Scandale, histoire et codes cryptés

Malgré les épidémies mondiales, les couvre-feux et les quarantaines, la littérature perdurera. J’ai ainsi le plaisir d’annoncer la sortie d’un nouvel ouvrage dans la collection que j’ai la chance de diriger Études Historiques, au sein des éditions Slatkine. Un livre portant sur l’un des plus gros scandales que la Suisse n’ait jamais connu, l’affaire des colonels, en pleine Première Guerre mondiale, et qui révise largement l’histoire officielle grâce à de nouveaux documents d’archives auxquels l’auteur, Fritz Stoeckli, a eu accès.

D’Ephialtès de Trachis qui trompa les Grecs aux Thermopyles à Talleyrand qui servit tous les régimes de la France révolutionnaire, les affaires de trahison sont légions au cours des siècles. Certains de ces actes sont passés inaperçus alors que d’autres se sont transformés en scandale, notamment au cours du XIXème et du XXème siècles, parvenant parfois à ébranler certaines valeurs constitutives des sociétés concernées. L’affaire Dreyfus en est sans doute un bon exemple. En Suisse, éclatait en 1916 la fameuse affaire des colonels. Fameuse du moins pour les historiens travaillant sur le destin de la Suisse contemporaine puisqu’après un siècle, rares sont les personnes pouvant prétendre connaître cet épisode peu glorieux qui, s’il n’avait pas été maîtrisé par le Conseil fédéral, aurait pu mener le pays dans une situation dramatique. La presse de l’époque en fit ses gros titres, provoquant inévitablement un scandale international autant que la colère des autorités françaises civiles et militaires. Comment des officiers supérieurs suisses appartenant à l’État-major général d’Ulrich Wille avaient pu livrer des informations potentiellement sensibles aux Empires centraux alors que la Confédération était neutre ?

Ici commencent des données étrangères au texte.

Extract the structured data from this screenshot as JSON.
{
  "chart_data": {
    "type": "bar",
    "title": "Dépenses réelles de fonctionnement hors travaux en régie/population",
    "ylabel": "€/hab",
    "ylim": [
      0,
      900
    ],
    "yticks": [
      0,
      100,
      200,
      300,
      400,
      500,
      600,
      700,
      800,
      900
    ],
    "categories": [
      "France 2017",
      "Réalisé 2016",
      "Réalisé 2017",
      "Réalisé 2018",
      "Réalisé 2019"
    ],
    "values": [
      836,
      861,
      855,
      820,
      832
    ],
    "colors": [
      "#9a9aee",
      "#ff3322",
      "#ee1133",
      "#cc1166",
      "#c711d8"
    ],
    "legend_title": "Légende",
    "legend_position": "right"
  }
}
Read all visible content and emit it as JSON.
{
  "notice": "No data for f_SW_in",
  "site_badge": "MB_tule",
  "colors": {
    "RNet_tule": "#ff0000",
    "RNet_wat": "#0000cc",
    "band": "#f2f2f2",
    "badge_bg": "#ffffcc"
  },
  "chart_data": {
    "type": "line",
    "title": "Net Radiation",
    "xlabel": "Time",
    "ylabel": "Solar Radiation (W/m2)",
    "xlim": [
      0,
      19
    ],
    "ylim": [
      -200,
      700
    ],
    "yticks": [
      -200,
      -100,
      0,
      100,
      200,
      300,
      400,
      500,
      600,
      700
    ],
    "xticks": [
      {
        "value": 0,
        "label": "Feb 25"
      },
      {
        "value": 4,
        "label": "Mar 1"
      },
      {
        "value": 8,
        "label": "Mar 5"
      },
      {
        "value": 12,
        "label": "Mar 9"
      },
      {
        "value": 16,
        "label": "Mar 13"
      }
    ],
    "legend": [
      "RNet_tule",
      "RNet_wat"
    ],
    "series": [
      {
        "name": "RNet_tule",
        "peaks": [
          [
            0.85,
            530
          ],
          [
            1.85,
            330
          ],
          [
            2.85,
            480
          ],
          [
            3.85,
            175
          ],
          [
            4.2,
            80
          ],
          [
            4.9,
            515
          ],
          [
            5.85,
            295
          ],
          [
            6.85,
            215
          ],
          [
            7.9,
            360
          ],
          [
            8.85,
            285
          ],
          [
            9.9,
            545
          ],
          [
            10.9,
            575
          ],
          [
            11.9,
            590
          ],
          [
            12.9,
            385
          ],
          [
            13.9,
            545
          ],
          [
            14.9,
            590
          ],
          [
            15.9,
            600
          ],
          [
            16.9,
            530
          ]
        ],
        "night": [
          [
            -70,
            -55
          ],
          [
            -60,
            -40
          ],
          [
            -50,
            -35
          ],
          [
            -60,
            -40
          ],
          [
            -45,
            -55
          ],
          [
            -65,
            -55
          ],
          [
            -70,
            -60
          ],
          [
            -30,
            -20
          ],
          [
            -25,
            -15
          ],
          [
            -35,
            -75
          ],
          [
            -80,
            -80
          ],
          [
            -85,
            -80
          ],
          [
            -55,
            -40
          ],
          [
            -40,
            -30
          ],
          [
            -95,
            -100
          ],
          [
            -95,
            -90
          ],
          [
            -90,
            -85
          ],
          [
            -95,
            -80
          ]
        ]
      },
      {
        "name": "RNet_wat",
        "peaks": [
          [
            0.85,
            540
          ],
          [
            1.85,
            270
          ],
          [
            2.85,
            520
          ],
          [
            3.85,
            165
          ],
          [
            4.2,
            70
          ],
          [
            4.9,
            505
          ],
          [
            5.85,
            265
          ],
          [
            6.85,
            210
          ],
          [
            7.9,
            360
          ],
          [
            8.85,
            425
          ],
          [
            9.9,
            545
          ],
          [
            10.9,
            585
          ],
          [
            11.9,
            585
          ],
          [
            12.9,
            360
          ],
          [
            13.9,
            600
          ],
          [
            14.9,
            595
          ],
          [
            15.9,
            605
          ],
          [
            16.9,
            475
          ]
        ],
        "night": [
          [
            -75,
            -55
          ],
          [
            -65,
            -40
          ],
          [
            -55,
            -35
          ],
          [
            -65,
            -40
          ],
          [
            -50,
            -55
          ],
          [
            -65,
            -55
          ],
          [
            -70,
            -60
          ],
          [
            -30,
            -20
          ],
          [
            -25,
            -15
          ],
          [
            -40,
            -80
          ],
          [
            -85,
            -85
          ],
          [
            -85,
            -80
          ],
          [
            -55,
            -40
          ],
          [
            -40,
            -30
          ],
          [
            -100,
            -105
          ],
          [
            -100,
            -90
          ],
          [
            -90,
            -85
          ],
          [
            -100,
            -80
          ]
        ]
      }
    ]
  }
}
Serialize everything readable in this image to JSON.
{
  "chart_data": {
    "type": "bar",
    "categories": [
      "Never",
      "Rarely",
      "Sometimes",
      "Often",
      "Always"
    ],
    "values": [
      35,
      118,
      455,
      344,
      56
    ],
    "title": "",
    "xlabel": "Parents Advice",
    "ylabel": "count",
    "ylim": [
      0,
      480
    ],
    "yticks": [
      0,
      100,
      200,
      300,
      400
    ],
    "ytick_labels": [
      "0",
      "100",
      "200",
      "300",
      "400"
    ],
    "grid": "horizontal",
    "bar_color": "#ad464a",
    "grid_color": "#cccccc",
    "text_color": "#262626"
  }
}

Le scandale finirait par se tasser, la Suisse devant toutefois accepter un arrangement militaire contraignant avec la France en lui apportant son soutien et une liberté de passage sur son territoire si l’hypothétique manœuvre stratégique d’un corps d’armée français prévoyant de contourner les lignes allemandes par le plateau helvétique avait été activée. Le cours de la guerre devait toutefois éviter à la Confédération cette humiliation alors que le statut de la Suisse était confirmé et que le chef de l’État-major général, Théophile Sprecher von Bernegg, justifiait les actes de ses deux officiers en dissertant sur la politique de neutralité armée du pays.

L’affaire était-elle terminée pour autant ? Non, car bientôt chroniqueurs et historiens s’en empareraient en utilisant cet événement pour illustrer des argumentaires en marge de discours sur la neutralité helvétique sacralisée à l’issue de la Première Guerre mondiale. Les deux colonels « fautifs » allaient ainsi devenir omniprésents jusqu’à nos jours dans la littérature consacrée d’une histoire devenue, sous le poids des décennies, largement officielle. Ainsi devait se constituer l’historiographie de l’Affaire ! Et pourtant, toutes les archives n’avaient pas émergé des abysses de l’oubli dans lesquelles près de cent ans les avaient plongées. Manquaient encore les documents du renseignement russe, plombés par des décennies soviétiques, littéralement impossibles à consulter.

Négociations, interventions diplomatiques discrètes et pugnacité devaient mener l’auteur de ce livre, Fritz Stoeckli, à obtenir ces archives. Durant plusieurs années, il allait ainsi analyser et passer au crible de la critique ces nouvelles sources qui, en s’ajoutant aux archives existantes permettent d’éclairer d’une lumière nouvelle non seulement cette affaire qui secoua la Suisse mais aussi les codes cryptés dont l’auteur a pu percer les mystères.

 

Fritz Stoeckli, L’affaire des colonels, 1915-1916, révélations des archives, Études historiques, éd. Slatkine, Genève, 2020, 282 pages.

 

 

Christophe Vuilleumier

Christophe Vuilleumier est un historien suisse, actif dans le domaine éditorial, et membre de plusieurs comités de sociétés savantes, notamment de la Société suisse d'histoire. On lui doit plusieurs contributions sur l’histoire helvétique du XVIIème siècle et du XXème siècle, dont certaines sont devenues des références.